= Grand Central Band =

New Zealand band

The Grand Central Band was a New Zealand-based band formed in 1997 by Chris Melville. The band moved through several different line-ups, and over the years employed and guested around 70 different musicians, and esteemed local celebrities including Nathan Haines, Midge Marsden, Maria Paterson (bassist for Dave Dobbyn/Neil Finn), and Kim Willoughby (from When The Cat's Away). ^{[citation needed]}

The band's regular performance at the Grand Central Bar in Ponsonby, Auckland, extended to 17 years, earning them a reputation as a 'go-to gig' for other musicians and music students.

The Grand Central Band released their first album Cook Street Sessions (Rhythmworks) in 2000, produced by Eddie Rayner, formerly from the iconic kiwi band Split Enz and had favourable writeups. The album sold out. The band then self-produced their second album Brightest Star (Rhythmworks) and again had some great local reviews. They sold out of this album too.

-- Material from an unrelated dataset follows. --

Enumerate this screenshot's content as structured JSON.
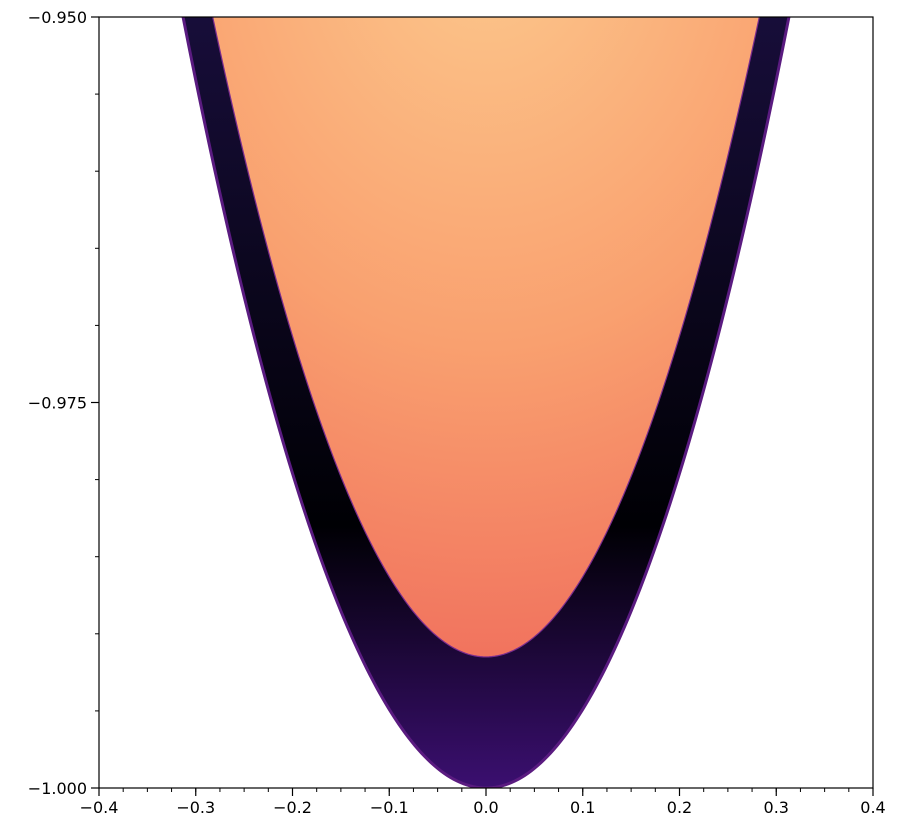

They were seen in Vanuatu at the inaugural jazz festival in Port Vila.^{[citation needed]}

They disbanded in August 2014.

Their two albums Cook Street Sessions and Brightest Star were made available on streaming services on 27 July 2018.

==Members==
- Chris Melville – vocals
- Alan Brown – Rhodes piano, clavinet and melodica
- Karika "Junior" Turua – bass
- Josh Sorenson – drums
- Dixon Nacey – guitar

The band also allowed a variety of local students and working musicians onstage as part of the 'extended' band.